There are statistics to support the benefits, yes, but they are scarce and with most, have a clear cultural bias. A 2009 study by Asokan et al selected 20 adolescent boys with plaque-induced gingivitis, and let half “pull” with oil and the other half with chlorhexidine. Results showed the oil group fared better, with “reduction in the plaque index and modified gingival scores.” Another 2011 study by the same scientists says that its results found “oil pulling therapy has been equally effective” as chlorhexidine on halitosis and “organisms.” Still, critics say the sample sizes are too small to be conclusive and that there is scant evidence in reputed medical journals to support oil pulling.

Can it help?

At the very least, oil pulling can help, critics say — even if only to help dislodge food between the teeth.

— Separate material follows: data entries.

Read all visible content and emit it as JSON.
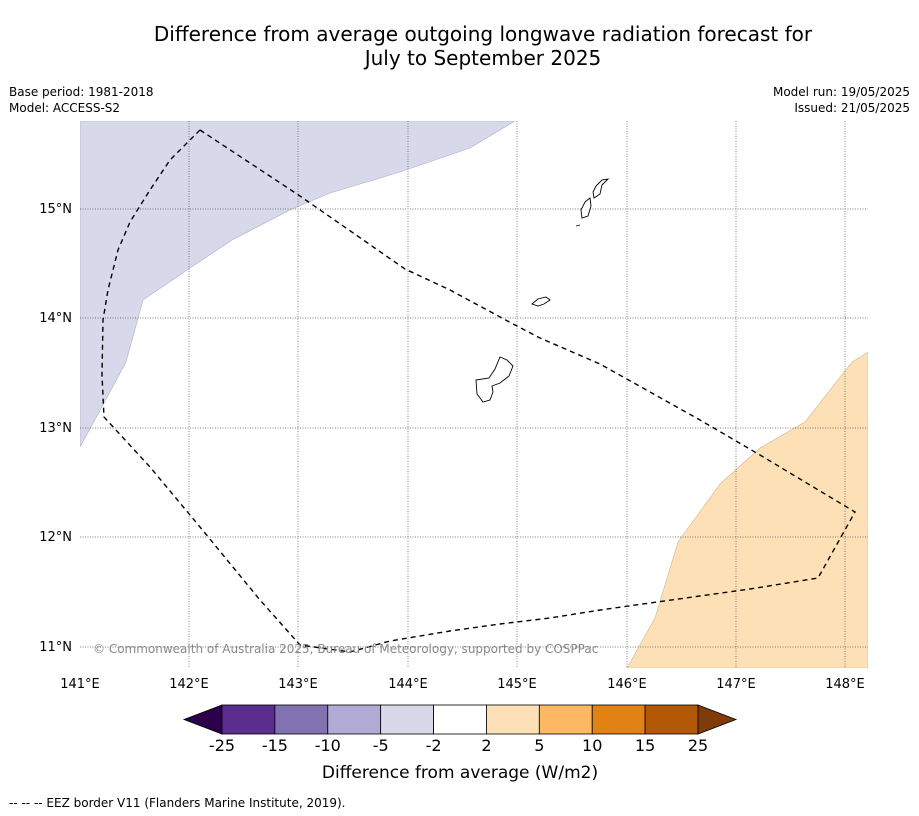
{
  "header": {
    "title_line1": "Difference from average outgoing longwave radiation forecast for",
    "title_line2": "July to September 2025",
    "base_period": "Base period: 1981-2018",
    "model": "Model: ACCESS-S2",
    "model_run": "Model run: 19/05/2025",
    "issued": "Issued: 21/05/2025"
  },
  "map": {
    "lon_ticks": [
      "141°E",
      "142°E",
      "143°E",
      "144°E",
      "145°E",
      "146°E",
      "147°E",
      "148°E"
    ],
    "lat_ticks": [
      "15°N",
      "14°N",
      "13°N",
      "12°N",
      "11°N"
    ],
    "copyright": "© Commonwealth of Australia 2025, Bureau of Meteorology, supported by COSPPac",
    "colors": {
      "negative_region": "#d7d8ea",
      "positive_region": "#fde0b6",
      "grid": "#555555",
      "eez_border": "#000000"
    }
  },
  "legend": {
    "title": "Difference from average (W/m2)",
    "ticks": [
      "-25",
      "-15",
      "-10",
      "-5",
      "-2",
      "2",
      "5",
      "10",
      "15",
      "25"
    ],
    "colors": [
      "#2d004b",
      "#5a2d8f",
      "#8272b2",
      "#b1aad4",
      "#d7d8ea",
      "#ffffff",
      "#fde0b6",
      "#fdb863",
      "#e08214",
      "#b35806",
      "#7f3b08"
    ]
  },
  "footnote": {
    "text": "--  --  -- EEZ border V11 (Flanders Marine Institute, 2019)."
  }
}
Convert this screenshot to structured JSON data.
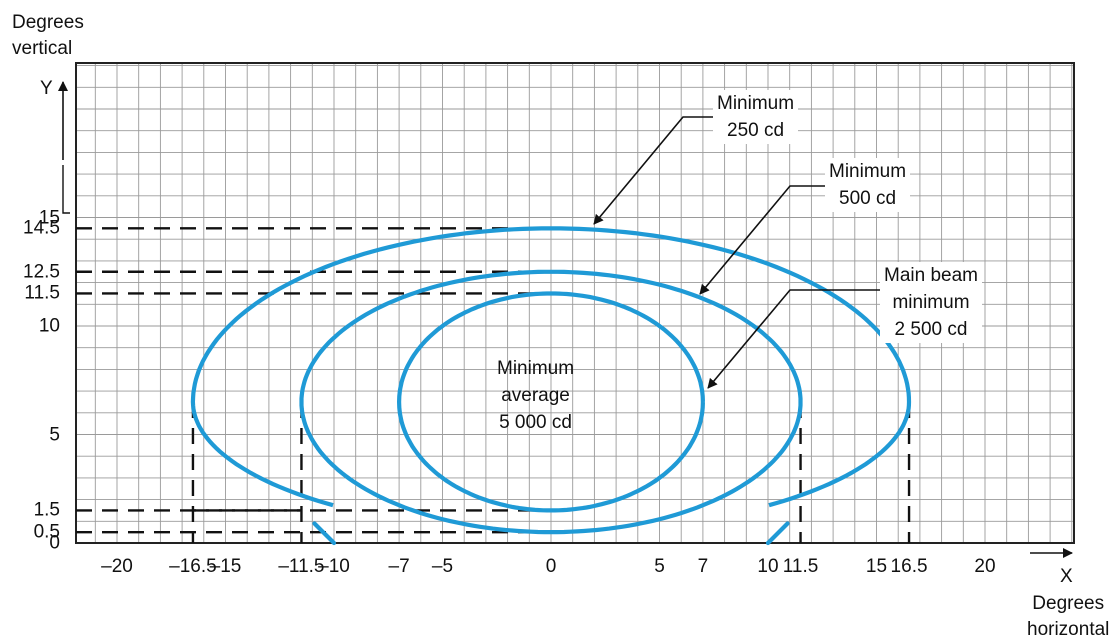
{
  "axis": {
    "y_title_line1": "Degrees",
    "y_title_line2": "vertical",
    "y_letter": "Y",
    "x_letter": "X",
    "x_title_line1": "Degrees",
    "x_title_line2": "horizontal"
  },
  "x_ticks": [
    {
      "value": -20,
      "label": "–20"
    },
    {
      "value": -16.5,
      "label": "–16.5"
    },
    {
      "value": -15,
      "label": "–15"
    },
    {
      "value": -11.5,
      "label": "–11.5"
    },
    {
      "value": -10,
      "label": "–10"
    },
    {
      "value": -7,
      "label": "–7"
    },
    {
      "value": -5,
      "label": "–5"
    },
    {
      "value": 0,
      "label": "0"
    },
    {
      "value": 5,
      "label": "5"
    },
    {
      "value": 7,
      "label": "7"
    },
    {
      "value": 10,
      "label": "10"
    },
    {
      "value": 11.5,
      "label": "11.5"
    },
    {
      "value": 15,
      "label": "15"
    },
    {
      "value": 16.5,
      "label": "16.5"
    },
    {
      "value": 20,
      "label": "20"
    }
  ],
  "y_ticks": [
    {
      "value": 0,
      "label": "0"
    },
    {
      "value": 0.5,
      "label": "0.5"
    },
    {
      "value": 1.5,
      "label": "1.5"
    },
    {
      "value": 5,
      "label": "5"
    },
    {
      "value": 10,
      "label": "10"
    },
    {
      "value": 11.5,
      "label": "11.5"
    },
    {
      "value": 12.5,
      "label": "12.5"
    },
    {
      "value": 14.5,
      "label": "14.5"
    },
    {
      "value": 15,
      "label": "15"
    }
  ],
  "contours": [
    {
      "name": "Minimum 250 cd",
      "x_min": -16.5,
      "x_max": 16.5,
      "y_top": 14.5,
      "y_mid": 6.5,
      "y_bottom_at_center": 0.5,
      "opening": [
        -10,
        10
      ],
      "open_bottom": true
    },
    {
      "name": "Minimum 500 cd",
      "x_min": -11.5,
      "x_max": 11.5,
      "y_top": 12.5,
      "y_mid": 6.5,
      "y_bottom_at_center": 0.5,
      "open_bottom": false
    },
    {
      "name": "Main beam minimum 2 500 cd",
      "x_min": -7,
      "x_max": 7,
      "y_top": 11.5,
      "y_mid": 6.5,
      "y_bottom_at_center": 1.5,
      "open_bottom": false
    }
  ],
  "callouts": {
    "c250": {
      "line1": "Minimum",
      "line2": "250 cd"
    },
    "c500": {
      "line1": "Minimum",
      "line2": "500 cd"
    },
    "c2500": {
      "line1": "Main beam",
      "line2": "minimum",
      "line3": "2 500 cd"
    },
    "center": {
      "line1": "Minimum",
      "line2": "average",
      "line3": "5 000 cd"
    }
  },
  "colors": {
    "contour": "#1f9ad6",
    "grid": "#9a9a9a",
    "text": "#111111"
  }
}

While many report results including healthier gums, whiter teeth, fewer headaches, clearer skin, and increased energy, doctors and dentists caution that oil pulling should not solely be relied upon. “There is no question that oil pulling lessens the bacterial load in the mouth,” said Jessica T. Emery, DMD. However, Emery cautions, “A regular oil-pulling routine should not replace routine dental visits and traditional at-home oral care. Oil pulling does not reverse the effects of tooth decay, and it’s important that patients are made fully aware of that. That being said, I do believe that it is a great supplemental therapy.”

Can it hurt?

As with many homeopathic remedies, oil pulling can harm the body if not done correctly. Though there are some reports of increased incidence of lipid pneumonia associated with oil pulling, most of the harm lies in some common side effects of the practice — nausea, dizziness, sore jaws, and headaches. Some of the main “harm” can also be mental. If you’re using oil pulling to try and fix whatever’s ailing you, you should address your concerns with a certified doctor or dentist.